Monday, October 1, 2012
Review: Lip Service
Lip Service by M.J. Rose
My rating: 4 of 5 stars
GoodReads Synopsis: Lip Service probes the secret world of phone sex and one woman who becomes empowered by what she discovers there. Not since Erica Jong's Fear of Flying has a novel so masterfully examined the relationship between sexuality and identity.
On the surface, Julia Sterling's life seems blessed. Married to a renowned psychiatrist, living on Manhattan's tony Upper East Side, Julia deeply loves her stepson, and is forging a career as a journalist.
When a writing job at The Butterfield Institute - a sex therapy clinic - exposes her to the world of phone sex, Julia glimpses a world that stirs her erotic fantasies but threatens her carefully constructed reality. As she explores her emotional and sexual connections to the men she knows and several she will never meet, she confronts evil, perversity, and her own passions.

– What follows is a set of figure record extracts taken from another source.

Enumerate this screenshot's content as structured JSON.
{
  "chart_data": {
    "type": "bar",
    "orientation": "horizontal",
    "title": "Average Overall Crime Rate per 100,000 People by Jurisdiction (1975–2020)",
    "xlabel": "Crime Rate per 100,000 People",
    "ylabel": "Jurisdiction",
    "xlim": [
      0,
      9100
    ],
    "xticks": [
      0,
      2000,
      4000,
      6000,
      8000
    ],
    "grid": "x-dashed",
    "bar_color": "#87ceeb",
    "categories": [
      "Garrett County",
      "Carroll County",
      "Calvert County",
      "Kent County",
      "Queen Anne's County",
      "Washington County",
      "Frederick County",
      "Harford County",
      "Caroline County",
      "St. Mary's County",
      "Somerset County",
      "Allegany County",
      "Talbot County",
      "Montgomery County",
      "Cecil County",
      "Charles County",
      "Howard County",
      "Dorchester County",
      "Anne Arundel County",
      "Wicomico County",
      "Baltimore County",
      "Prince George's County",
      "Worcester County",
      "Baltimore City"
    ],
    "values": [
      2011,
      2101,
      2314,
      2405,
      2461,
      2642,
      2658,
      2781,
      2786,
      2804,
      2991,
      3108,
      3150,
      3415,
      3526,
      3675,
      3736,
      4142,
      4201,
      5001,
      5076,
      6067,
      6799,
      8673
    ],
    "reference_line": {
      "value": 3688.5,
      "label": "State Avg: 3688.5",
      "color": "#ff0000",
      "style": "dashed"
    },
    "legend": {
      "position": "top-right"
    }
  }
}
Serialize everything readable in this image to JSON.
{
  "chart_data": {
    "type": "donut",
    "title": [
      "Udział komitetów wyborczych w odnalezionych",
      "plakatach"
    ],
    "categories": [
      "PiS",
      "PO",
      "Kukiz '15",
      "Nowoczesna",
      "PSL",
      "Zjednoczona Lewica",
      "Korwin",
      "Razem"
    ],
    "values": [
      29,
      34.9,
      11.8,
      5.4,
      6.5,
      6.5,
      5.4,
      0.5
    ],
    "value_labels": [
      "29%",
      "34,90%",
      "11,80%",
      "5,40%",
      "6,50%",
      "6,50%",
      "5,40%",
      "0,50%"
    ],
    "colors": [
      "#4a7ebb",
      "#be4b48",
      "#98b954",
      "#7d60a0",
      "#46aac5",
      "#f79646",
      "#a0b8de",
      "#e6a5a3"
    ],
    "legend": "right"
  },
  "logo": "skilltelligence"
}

My Thoughts: I really got sucked into this story. A bit of history on me, I used to work for a 900# company way back in the early 90s…I wasn’t a phone operator, I was in the background building the program and dealing with the long distance carriers and the FCC. The phone sex operators in this story were using the phone as a means of therapy, rather than the way the 900 numbers were used in the 90s.
The story was riveting. Poor Julia went through a breakdown while in college. The only child of a rather renowned psychiatrist. It was through her father that she met her husband, Paul, her father’s protégé. Paul was drawn to her, but not for the reasons one would imagine. Paul has been more of a live in Dr. to Julia rather than a husband and Julia has allowed it. While researching her book for the Butterfield Institute that Julia starts to come out of her shell and really live. The research journey she undertakes opens up a new world for her in a number of different ways and we get to watch her blossom into a completely different person than the one we are introduced to at the beginning of the story. Her transformation made the book very hard to put down.
I liked Rose’s writing style and apparently this book is a prequel to a series she wrote about the Butterfield Institute. I will be checking out those books.